Увы, пропал и след его!
Весь город обошла пешком,
А не видать примет его!
Где ж сокол мой, любимый мой?.>
В слезах пришла она домой.
Лучи рассветные горят,
Повсюду люди говорят:
«Зачем велели всех мужчин
На улицах построить в ряд?»
Вдоль улиц Офтоб-ой прошла —
Опять джигита не нашла.
Тут именем падишаха спросили:
«А точно ли всех сюда пригласили?
Не остался ли кто-нибудь из мужчин?»
И кто-то сказал: «Есть юноша один.
Живет в Аксарае.

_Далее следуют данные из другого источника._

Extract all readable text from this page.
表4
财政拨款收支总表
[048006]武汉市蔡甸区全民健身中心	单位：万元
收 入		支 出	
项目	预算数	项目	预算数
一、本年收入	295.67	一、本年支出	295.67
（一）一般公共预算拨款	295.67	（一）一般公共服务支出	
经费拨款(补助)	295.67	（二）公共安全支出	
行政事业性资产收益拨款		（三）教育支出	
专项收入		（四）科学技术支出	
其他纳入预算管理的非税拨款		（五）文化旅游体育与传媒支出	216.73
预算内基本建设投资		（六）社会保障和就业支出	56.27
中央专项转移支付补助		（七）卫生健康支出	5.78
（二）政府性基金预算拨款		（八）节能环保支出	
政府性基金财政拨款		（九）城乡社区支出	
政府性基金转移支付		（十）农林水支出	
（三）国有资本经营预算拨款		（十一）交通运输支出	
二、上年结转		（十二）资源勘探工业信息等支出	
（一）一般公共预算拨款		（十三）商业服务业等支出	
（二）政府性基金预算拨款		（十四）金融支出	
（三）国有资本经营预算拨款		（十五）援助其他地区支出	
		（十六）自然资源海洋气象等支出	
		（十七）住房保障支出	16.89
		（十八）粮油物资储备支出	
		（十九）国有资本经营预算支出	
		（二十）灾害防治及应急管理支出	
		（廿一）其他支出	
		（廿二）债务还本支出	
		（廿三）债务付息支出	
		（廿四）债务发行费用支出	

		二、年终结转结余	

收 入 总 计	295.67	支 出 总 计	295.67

На вид — не из наших людей.
Спросили: чем занимаешься? Я, говорит, перекупщик лошадей.
Но сразу поймешь: говорит ложь —
Совсем этот юноша не похож на тех,
Что коней скупают, а там табуны перегоняют...»
Тогда повелел владыка страны: «Пусть приведут и этого!»
И послали вельможу разодетого.
Смотрела Офтоб-ой, от волненья дрожала,
А сама наготове яблоко держала.
Вот и Рустам появился в дверях.
«Тот ли это?» — спросил у дочери шах.
Узнали друг друга Рустам и Офтоб-ой.
Но молчит красавица — не справится с собой,
Не может стыд пересилить девичий,
Правду сказать о своем царевиче.
Постоял, помолчал и прочь зашагал джигит.
Лишь тут Офтоб-ой пересилила стыд —
Кинула яблоко в любимого джигита,
Отцу и вельможам призналась во всем открыто
Вот кем убит свирепый дракон,
Вот кем народ от бед освобожден,
Вот кому обещала, что станет ей супругом он!
И сказал Хисров — справедливый правитель:
«Что ж ты так долго скрывался, победитель?
Пусть народ собирают на свадебный пир,
Пусть о радости нашей узнает весь мир!
Пусть на дочь надевают венец золотой,
Пусть потомки гордятся прекрасной четой!
Пусть возлюбленным сыном нам станет герой
И по праву наследует нашу державу!»
Ликовал народ, пировал народ, воздавая герою славу.